Semua rekan tingkat Chunin yang menjadi sahabat Ino berkumpul seperti biasa ditaman yang berhadapan langsung dengan ukiran patung Hokage.

Sudah menjadi kebiasaan mereka berkumpul ditempat tersebut, baik itu istirahat setelah latihan, maupun setelah pulang dari menyelesaikan misi, saat masih menjadi Genin pun tempat tersebut sudah menjadi favorit mereka.

Tiap kali melihat patung Hokage itu, semangat mereka untuk menuntun masa depan jadi semakin tinggi.

Ya, semua dari mereka ingin menjadi pemimpin yang hebat seperti Hokage terdahulu.

Anak muda wajib bermimpi kan?

Disana terlihat sosok sang kekasih, Gaara mengobrol sangat akrab dengan para sahabatnya.

Apalagi dengan Naruto, seakan akan Naruto itu adalah saudara kandung bagi Gaara.

"Oy Ino, kemarilah dari tadi Gaara mencarimu!" Ujar Naruto.

Pandangan Ino dan Gaara saling bertemu, sedetik kemudian ia dan Gaara saling melemparkan senyum.

"Naruto kau ada disini juga? Bukankah kau sedang berlatih dengan ayahmu"

Seperti biasa Naruto mengeluarkan cengiran khasnya.

"Hey berlatih tidak harus seharian penuh, lagipula kan setelah selesai istirahat latihannya bisa dilanjutkan lagi"

Ino tertawa menyetujui perkataan Naruto.

Teman-teman yang lain pun sama, mereka bahkan mengucapkan kata 'Ya' tanda mereka setuju dengan pendapat Naruto.

"Kau dan Gaara butuh waktu berdua kan" Celetuk Kiba.

Yang lain pun sependapat dengan Kiba.

Mendengarnya Ino tidak mengangguk tidak juga menggeleng.

Perasaannya kali ini begitu gundah.

"Iya ajak Gaara mengelilingi desa saja Ino, kalau kalian disini kalian tidak akan bisa saling melepaskan perasaan rindu kan" Goda Naruto.

Shikamaru tertawa, "Ya perkataan Naruto benar"

Ino pun hanya balas tertawa, beberapa temannya tersebut dibuat heran dengan sikap Ino yang agak pendiam.

Biasanya Ino adalah pribadi yang cerewet, periang dan galak.

"Ayo" Ajak Ino.

Gaara pun mengangguk.

Sesaat pandangan mata Ino dan Sakura saling bertemu.

Ino mengerti arti tatapan yang dilayangkan Sakura, ino melihat dengan jelas kata apa yang terlukis didalam mata Sakura.

Ino sesegera mungkin mengalihkan pandangannya, ia takut terpengaruh dengan pandangan Sakura.

Sakura tidak setuju dengan keputusan yang Ino ambil.

Karena menurut Sakura, Gaara adalah laki-laki yang sangat cocok untuk mendampingi dirinya.

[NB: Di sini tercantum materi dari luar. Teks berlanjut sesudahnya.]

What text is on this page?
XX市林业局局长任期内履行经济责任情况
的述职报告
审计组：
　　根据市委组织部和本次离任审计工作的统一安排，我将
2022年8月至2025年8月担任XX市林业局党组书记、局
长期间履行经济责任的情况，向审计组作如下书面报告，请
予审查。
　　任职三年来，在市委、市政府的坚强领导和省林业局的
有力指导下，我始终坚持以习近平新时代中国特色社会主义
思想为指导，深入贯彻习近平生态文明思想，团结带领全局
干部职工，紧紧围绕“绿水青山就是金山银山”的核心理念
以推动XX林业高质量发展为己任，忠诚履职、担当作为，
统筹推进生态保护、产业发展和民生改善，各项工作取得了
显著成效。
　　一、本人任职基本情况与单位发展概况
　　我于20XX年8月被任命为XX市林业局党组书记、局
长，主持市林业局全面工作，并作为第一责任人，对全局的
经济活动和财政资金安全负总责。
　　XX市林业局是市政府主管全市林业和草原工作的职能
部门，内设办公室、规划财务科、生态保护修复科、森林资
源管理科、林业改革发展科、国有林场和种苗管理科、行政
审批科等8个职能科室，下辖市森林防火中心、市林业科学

Tapi itu kan menurut Sakura, yang menjalani kisah kan Ino.

o

o

o

Hingga kini Ino dan Gaara saling berdampingan menyusuri jalan.

"Bagaimana kabarmu?" Tanya Gaara memecah keheningan.

Ino menatap Gaara dengan canggung.

Seolah mengerti dengan keadaan Ino yang terlihat tidak nyaman, Gaara pun menarik pandangannya dari Ino.

"Aku baik-baik saja, bagaimana dengan kau?" Jawab Ino kaku.

Gaara kembali menatap Ino.

"Aku baik-baik saja" Jawab Gaara.

Ino menggumam seraya mengangguk. Setelahnya tidak ada pembicaraan.

Ino masih mengatupkan mulutnya, sedangkan Gaara kini dipenuhi dengan berbagai pertanyaan.

Perubahan sikap Ino yang menjadi pendiam, membuat Gaara mau tidak mau melemparkan pertanyaan.

"Kau sakit Ino?"

Ino mengangkat alisnya, lalu menatap Gaara.

"Tidak, aku sehat Gaara"

Tatapan Gaara beralih kedepan.

"Lama tidak bertemu sikapmu jadi berubah pendiam Ino, aku jadi khawatir"

Ino mengigit bibirnya, lidahnya serasa kelu.

Ia tidak ingin bertele-tele seperti ini, Ino ingin segera mengutarakan semua isi hatinya.

Lama berbincang dengan Gaara membuat Ino semakin dihujami perasaan bersalah.

"Ino kau baik-baik saja?" Tanya Gaara.

Ino mengangguk.

Gaara menyentuh tangan Ino lalu menggenggamnya.

"Apa yang terjadi? Apa kau punya masalah?"

Gaara menautkan jemarinya dengan jemari Ino.

"Kau bisa ceritakan masalahmu padaku, aku akan berusaha mencari solusi untuk masalahmu ini"

Ino jadi semakin merasa bersalah, lihatlah perlakuan Gaara padanya.

Gaara begitu perhatian, namun kalimat yang akan ia ungkapkan nanti pasti akan melukai perasaan lelaki ini.

"Ino"

Ino memberanikan dirinya menatap Gaara.

"Aku – ingin bicara denganmu Gaara"

Gaara mengangguk, "Boleh, ayo kita cari tempat yang aman"

Ino mengangguk menyetujui.

Tak berapa lama butiran pasir keluar dari wadah yang berada dibelakang Gaara, hingga mengumpul menjadi gundukan pasir yang besar dan tebal.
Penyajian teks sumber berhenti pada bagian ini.